2 февраля Симоновский суд Москвы заменил условный срок Алексею Навальному на реальный по делу, которое Европейский суд по правам человека признал незаконным, и Россия даже выплатила Навальному компенсацию за незаконное уголовное преследование. В день суда тысячи сторонников оппозиционера вышли на улицу в его поддержку, сотни были задержаны. В автозаке оказался и Дмитрий Марков, один из лучших фотографов современной России.
В отделении полиции, куда его увезли от здания суда, Марков сделал фотографию, мгновенно ставшую мемом и одним из символов этих дней: полицейский в полной амуниции и балаклаве сидит под портретом президента Путина. Корреспондент Север.Реалии встретилась с фотографом на следующий день после того, как его отпустили ждать суда по административному протоколу.
Дмитрий Марков, известный фотограф-документалист и волонтер, живет в Пскове. Он снимает на айфон и выкладывает в Instagram для сотен тысяч подписчиков снимки, раскрывающие красоту и сложность обыденной, непарадной жизни в России. Марков стал первым российским фотографом, получившим грант от Getty Images и Instagram, выставки его работ проходят в Нью-Йорке и Париже. По настоящему широкую известность Дмитрию принесли съемки в документальном фильме Юрия Дудя: "Марков – как живет русская провинция".
Смотри также "Я снимаю Россию среднестатистическую". Интервью с фотографом Дмитрием Марковым– Вы специально приехали в Москву, чтобы прийти к суду?
– Нет, я уже был в Москве по своим делам. Когда был объявлен митинг 31 января в поддержку Алексея Навального, у меня был запланирован эфир в этот вечер для благотворительной организации, с которой я работаю 14 лет, со дня основания. Я просто не мог пойти, потому что понимал, что, если меня загребут, я не смогу из автозака провести этот эфир. Поэтому я остался дома. Но 2-го числа, когда было объявление приговора, я решил пойти. И поехал к суду с самого утра, в 11 часов. Меня действительно это очень волнует. Это не какая-то моя журналистская работа, а мое человеческое отношение, моя гражданская позиция.
Можно было выйти, но я чувствовал, что мне важно пройти всю эту историю как обычному человеку, каких было там большинство
Я специально оставил удостоверение дома, чтобы не иметь никаких преференций по сравнению с людьми, которые вышли. Когда нас привезли в отделение и всех посадили, начали оформлять, в какой-то момент полицейский говорит: "Стоп, стоп, а есть у нас тут иностранцы или журналисты?" И я отмолчался. То есть я понимал, что, в принципе, можно было выйти, но я чувствовал, что мне важно пройти всю эту историю как обычному человеку, каких было там большинство.

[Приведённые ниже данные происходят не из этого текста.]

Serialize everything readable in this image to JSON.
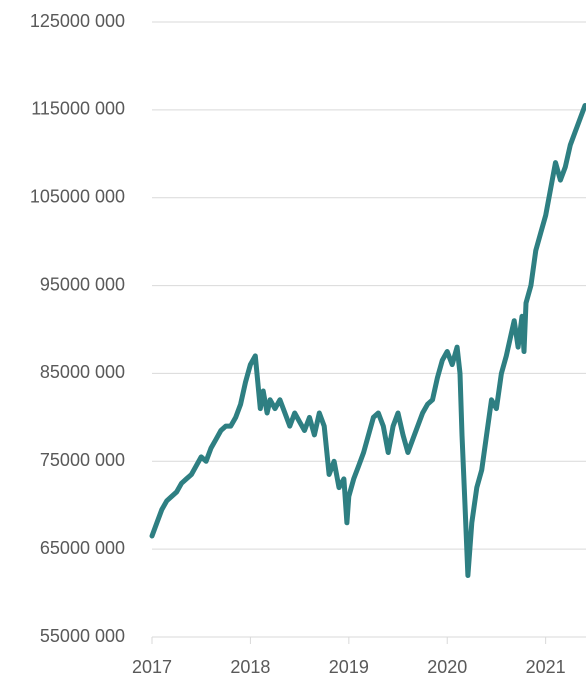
{
  "chart_data": {
    "type": "line",
    "x": [
      2017.0,
      2017.05,
      2017.1,
      2017.15,
      2017.2,
      2017.25,
      2017.3,
      2017.35,
      2017.4,
      2017.45,
      2017.5,
      2017.55,
      2017.6,
      2017.65,
      2017.7,
      2017.75,
      2017.8,
      2017.85,
      2017.9,
      2017.95,
      2018.0,
      2018.05,
      2018.1,
      2018.13,
      2018.17,
      2018.2,
      2018.25,
      2018.3,
      2018.35,
      2018.4,
      2018.45,
      2018.5,
      2018.55,
      2018.6,
      2018.65,
      2018.7,
      2018.75,
      2018.8,
      2018.85,
      2018.9,
      2018.95,
      2018.98,
      2019.0,
      2019.05,
      2019.1,
      2019.15,
      2019.2,
      2019.25,
      2019.3,
      2019.35,
      2019.4,
      2019.45,
      2019.5,
      2019.55,
      2019.6,
      2019.65,
      2019.7,
      2019.75,
      2019.8,
      2019.85,
      2019.9,
      2019.95,
      2020.0,
      2020.05,
      2020.1,
      2020.13,
      2020.15,
      2020.18,
      2020.21,
      2020.25,
      2020.3,
      2020.35,
      2020.4,
      2020.45,
      2020.5,
      2020.55,
      2020.6,
      2020.65,
      2020.68,
      2020.72,
      2020.76,
      2020.78,
      2020.8,
      2020.85,
      2020.9,
      2020.95,
      2021.0,
      2021.05,
      2021.1,
      2021.15,
      2021.2,
      2021.25,
      2021.3,
      2021.35,
      2021.4
    ],
    "series": [
      {
        "color": "#2e7f82",
        "values": [
          66500000,
          68000000,
          69500000,
          70500000,
          71000000,
          71500000,
          72500000,
          73000000,
          73500000,
          74500000,
          75500000,
          75000000,
          76500000,
          77500000,
          78500000,
          79000000,
          79000000,
          80000000,
          81500000,
          84000000,
          86000000,
          87000000,
          81000000,
          83000000,
          80500000,
          82000000,
          81000000,
          82000000,
          80500000,
          79000000,
          80500000,
          79500000,
          78500000,
          80000000,
          78000000,
          80500000,
          79000000,
          73500000,
          75000000,
          72000000,
          73000000,
          68000000,
          71000000,
          73000000,
          74500000,
          76000000,
          78000000,
          80000000,
          80500000,
          79000000,
          76000000,
          79000000,
          80500000,
          78000000,
          76000000,
          77500000,
          79000000,
          80500000,
          81500000,
          82000000,
          84500000,
          86500000,
          87500000,
          86000000,
          88000000,
          85000000,
          78000000,
          70000000,
          62000000,
          68000000,
          72000000,
          74000000,
          78000000,
          82000000,
          81000000,
          85000000,
          87000000,
          89500000,
          91000000,
          88000000,
          91500000,
          87500000,
          93000000,
          95000000,
          99000000,
          101000000,
          103000000,
          106000000,
          109000000,
          107000000,
          108500000,
          111000000,
          112500000,
          114000000,
          115500000
        ]
      }
    ],
    "xlim": [
      2017,
      2021.41
    ],
    "xticks": [
      2017,
      2018,
      2019,
      2020,
      2021
    ],
    "ylim": [
      55000000,
      125000000
    ],
    "yticks": [
      {
        "value": 55000000,
        "label": "55000 000"
      },
      {
        "value": 65000000,
        "label": "65000 000"
      },
      {
        "value": 75000000,
        "label": "75000 000"
      },
      {
        "value": 85000000,
        "label": "85000 000"
      },
      {
        "value": 95000000,
        "label": "95000 000"
      },
      {
        "value": 105000000,
        "label": "105000 000"
      },
      {
        "value": 115000000,
        "label": "115000 000"
      },
      {
        "value": 125000000,
        "label": "125000 000"
      }
    ],
    "grid": true
  }
}
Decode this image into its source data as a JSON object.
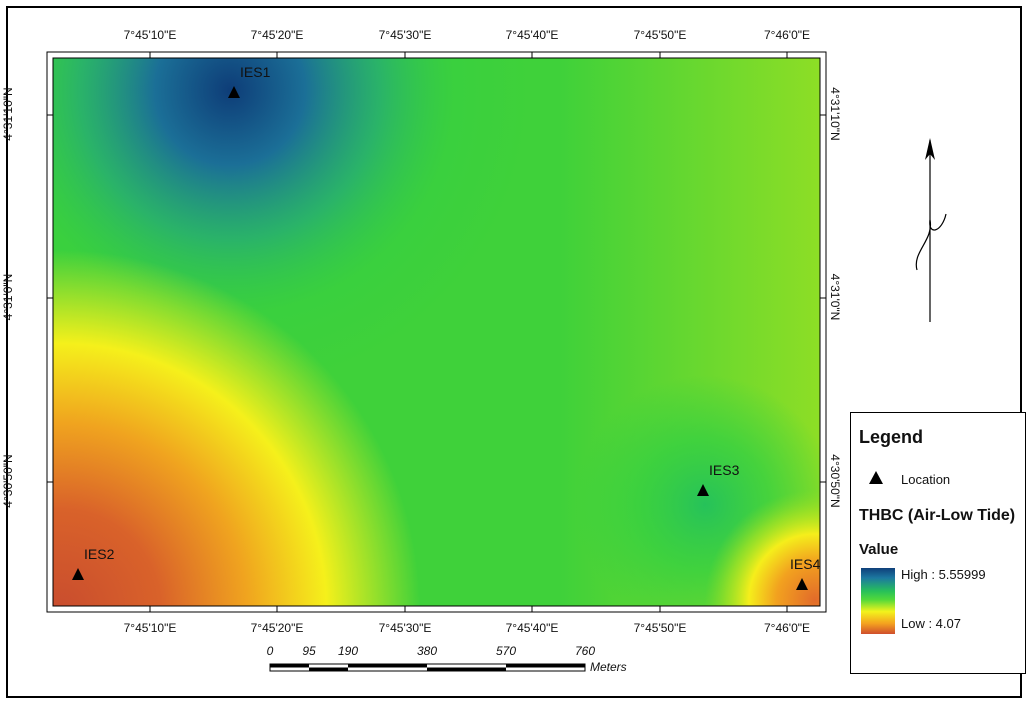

– Что вы успели увидеть до того, как вас забрали?
Народ был набит, как шпроты в банке
– Да ничего я не успел увидеть. Вокруг суда была воронка из оцепления, и подойти нельзя было ни с какой стороны. Я пытался обойти, минут двадцать плутал. На основной дороге, которая к суду вела, стояла группа, человек десять, и я вместе с ними встал, закурил. И, собственно, постоял я там минуты четыре. От оцепления отделилась группа "космонавтов" (надо сказать, все вежливо было), они подошли: "Пройдемте" – меня просто из толпы выцепили. Мы пошли к автозаку. Возле автозака один "космонавт" другому говорит: "Так троих надо было взять, а не одного!" А меня уже погрузили внутрь. Там я вспомнил себя в мытищинской электричке в начале нулевых: когда я ездил на учебу, то садился в Пушкино, в 8 утра ты в тамбуре стоишь, и можно было ноги поджать – и ты бы не упал, потому что тебя со всех сторон подпирают. Здесь реально было то же самое, народ был набит, как шпроты в банке.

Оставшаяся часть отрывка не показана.